The connectome-based predictive modeling (CPM) is a data-driven approach to predict individual behavior from brain connectivity data. Originally proposed by Shen et al. (2017), the CPM has been widely used in various studies. This function implements the CPM algorithm and provides a convenient interface to use it.

Usage

cpm(
  conmat,
  behav,
  ...,
  confounds = NULL,
  thresh_method = c("alpha", "sparsity"),
  thresh_level = 0.01,
  kfolds = NULL,
  bias_correct = TRUE,
  return_edges = c("none", "sum", "all")
)

Arguments

conmat

A matrix of connectome data. Observations in row, edges in column (assumed that duplicated edges are removed).

behav

A numeric vector contains behavior data. Length must equal to number of observations in conmat.

...

For future extension. Currently ignored.

confounds

A matrix of confounding variables. Observations in row, variables in column. If NULL, no confounding variables are used.

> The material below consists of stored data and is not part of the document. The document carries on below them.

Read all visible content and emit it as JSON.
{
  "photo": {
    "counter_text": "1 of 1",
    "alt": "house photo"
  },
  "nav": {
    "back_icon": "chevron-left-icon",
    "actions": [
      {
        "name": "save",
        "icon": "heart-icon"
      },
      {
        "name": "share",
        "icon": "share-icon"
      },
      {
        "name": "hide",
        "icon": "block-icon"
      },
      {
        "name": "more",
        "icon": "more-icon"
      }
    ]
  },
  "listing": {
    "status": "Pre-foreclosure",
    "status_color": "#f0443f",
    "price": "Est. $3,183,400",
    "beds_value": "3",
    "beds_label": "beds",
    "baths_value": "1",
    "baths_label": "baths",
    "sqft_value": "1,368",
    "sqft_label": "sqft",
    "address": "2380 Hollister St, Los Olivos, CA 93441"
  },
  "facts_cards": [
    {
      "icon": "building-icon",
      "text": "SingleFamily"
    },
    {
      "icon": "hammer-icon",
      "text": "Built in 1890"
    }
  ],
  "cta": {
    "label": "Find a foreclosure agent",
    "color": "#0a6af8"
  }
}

thresh_method, thresh_level

The threshold method and level used in edge selection. If method is set to be "alpha", the edge selection is based on the critical value of correlation coefficient. If method is set to be "sparsity", the edge selection is based on the quantile of correlation coefficient, thus network sparsity is controlled.

kfolds

Folds number of cross-validation. If NULL, it will be set to be equal to the number of observations, i.e., leave-one-subject-out.

bias_correct

Logical value indicating if the connectome data should be bias-corrected. If TRUE, the connectome data will be centered and scaled to have unit variance based on the training data before model fitting and prediction. See Rapuano et al. (2020) for more details.

return_edges

A character string indicating the return value of the selected edges. If "none", no edges are returned. If "sum", the sum of selected edges across folds is returned. If "all", the selected edges for each fold is returned, which is a 3D array and memory-consuming.

Value

A list with the following components:

folds

The corresponding fold for each observation when used as test group in cross-validation.

real

The real behavior data. This is the same as the input behav if confounds is NULL, otherwise it is the residual of behav after regressing out confounds.

pred

The predicted behavior data, with each column corresponding to a model, i.e., both edges, positive edges, negative edges, and the row names corresponding to the observation names (the same as those of behav).

edges

The selected edges, if return_edges is not "none". If return_edges is "sum", it is a matrix with rows corresponding to edges and columns corresponding to networks. If return_edges is "all", it is a 3D array with dimensions corresponding to folds, edges, and networks.

References

Shen, X., Finn, E. S., Scheinost, D., Rosenberg, M. D., Chun, M. M., Papademetris, X., & Constable, R. T. (2017). Using connectome-based predictive modeling to predict individual behavior from brain connectivity. Nature Protocols, 12(3), 506–518. https://doi.org/10.1038/nprot.2016.178

Rapuano, K. M., Rosenberg, M. D., Maza, M. T., Dennis, N. J., Dorji, M., Greene, A. S., Horien, C., Scheinost, D., Todd Constable, R., & Casey, B. J. (2020). Behavioral and brain signatures of substance use vulnerability in childhood. Developmental Cognitive Neuroscience, 46, 100878. https://doi.org/10.1016/j.dcn.2020.100878

Examples

conmat <- matrix(rnorm(100 * 100), nrow = 100)
behav <- rnorm(100)
cpm(conmat, behav)
#> CPM results based on leave-one-out cross validation.
# use different threshold method and level
cpm(conmat, behav, thresh_method = "sparsity", thresh_level = 0.05)
#> CPM results based on leave-one-out cross validation.
# use a 10-fold cross-validation
cpm(conmat, behav, kfolds = 10)
#> CPM results based on 10-fold cross validation.